• Nephron. Physiology · Jan 2014

    Review

    Repair or progression after AKI: a role for biomarkers?

    • Nattachai Srisawat, Raghavan Murugan, and John A Kellum.
    • Excellence Center for Critical Care Nephrology, King Chulalongkorn Memorial Hospital, Thai Red Cross, and Division of Nephrology, Department of Medicine, Faculty of Medicine, Chulalongkorn University, Bangkok, Thailand.
    • Nephron Physiol. 2014 Jan 1; 127 (1-4): 185-9.

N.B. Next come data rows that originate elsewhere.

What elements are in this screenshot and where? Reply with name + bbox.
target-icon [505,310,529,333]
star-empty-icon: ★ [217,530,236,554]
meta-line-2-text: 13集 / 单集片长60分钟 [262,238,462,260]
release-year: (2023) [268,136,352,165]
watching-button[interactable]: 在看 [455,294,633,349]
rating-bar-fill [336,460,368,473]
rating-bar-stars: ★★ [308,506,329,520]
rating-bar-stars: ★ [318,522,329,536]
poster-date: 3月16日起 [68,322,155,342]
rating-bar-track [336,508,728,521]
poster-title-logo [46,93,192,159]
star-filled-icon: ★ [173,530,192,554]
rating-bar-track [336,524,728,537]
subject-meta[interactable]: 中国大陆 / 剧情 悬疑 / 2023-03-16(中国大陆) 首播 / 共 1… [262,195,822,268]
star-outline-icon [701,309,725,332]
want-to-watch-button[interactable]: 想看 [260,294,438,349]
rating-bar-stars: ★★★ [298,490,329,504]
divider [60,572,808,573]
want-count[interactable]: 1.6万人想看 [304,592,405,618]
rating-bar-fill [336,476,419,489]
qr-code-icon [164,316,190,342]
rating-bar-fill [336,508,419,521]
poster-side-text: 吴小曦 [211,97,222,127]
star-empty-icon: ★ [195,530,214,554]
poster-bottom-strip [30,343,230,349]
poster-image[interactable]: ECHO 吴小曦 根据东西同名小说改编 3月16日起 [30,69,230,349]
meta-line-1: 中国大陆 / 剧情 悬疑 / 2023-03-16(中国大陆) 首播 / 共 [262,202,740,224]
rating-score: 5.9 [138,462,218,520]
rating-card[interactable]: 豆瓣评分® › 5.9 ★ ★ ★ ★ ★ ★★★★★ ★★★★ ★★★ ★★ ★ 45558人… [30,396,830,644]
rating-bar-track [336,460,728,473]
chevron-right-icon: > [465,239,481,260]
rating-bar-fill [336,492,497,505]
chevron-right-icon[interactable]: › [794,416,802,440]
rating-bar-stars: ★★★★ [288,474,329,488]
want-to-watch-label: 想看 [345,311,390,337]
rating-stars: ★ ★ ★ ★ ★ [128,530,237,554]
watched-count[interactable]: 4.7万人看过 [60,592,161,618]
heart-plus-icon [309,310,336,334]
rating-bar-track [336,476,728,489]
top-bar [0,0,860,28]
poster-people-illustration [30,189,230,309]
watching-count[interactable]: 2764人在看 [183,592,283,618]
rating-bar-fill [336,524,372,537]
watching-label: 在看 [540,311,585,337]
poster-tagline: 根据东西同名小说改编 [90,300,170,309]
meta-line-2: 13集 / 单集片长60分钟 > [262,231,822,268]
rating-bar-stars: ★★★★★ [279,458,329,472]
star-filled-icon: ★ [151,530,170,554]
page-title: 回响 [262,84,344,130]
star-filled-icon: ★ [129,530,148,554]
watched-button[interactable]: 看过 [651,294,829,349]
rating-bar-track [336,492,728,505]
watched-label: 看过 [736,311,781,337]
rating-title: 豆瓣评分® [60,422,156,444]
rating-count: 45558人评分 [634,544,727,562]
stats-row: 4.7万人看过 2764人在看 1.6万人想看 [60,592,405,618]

    AbstractRecent progress in biomarkers represents a paradigm shift in acute kidney injury (AKI) research. Most studies have evaluated the use of these biomarkers for early diagnosis of AKI. However, the role of novel biomarkers in predicting renal recovery, though less understood, holds great clinical promise. Accurate prediction would help physicians distinguish patients with poor renal prognosis in whom further therapy is unlikely to be useful from those who are likely to have good renal prognosis. Unfortunately, current general clinical severity scores (APACHE, SOFA, etc.) and AKI-specific severity scores are not good predictors of renal recovery. The biology of renal recovery requires the repopulation by surviving renal tubular epithelial cells with the assistance of certain renal epithelial cell and specific growth factors such as neutrophil gelatinase-associated lipocalin (NGAL), hepatocyte growth factor (HGF), epidermal growth factor, and insulin-like growth factor-1 (IGF-1), etc. These markers play a major role in the recovery process. This review will describe the mechanisms of the renal recovery, epidemiology, the role of conventional clinical predictors and finally the role of novel biomarkers (NGAL, HGF, IL-8, IL-18, TNFR-1, IGF-binding protein-7 and tissue inhibitor of metalloproteinase-2) in predicting renal recovery.2014 S. Karger AG, Basel.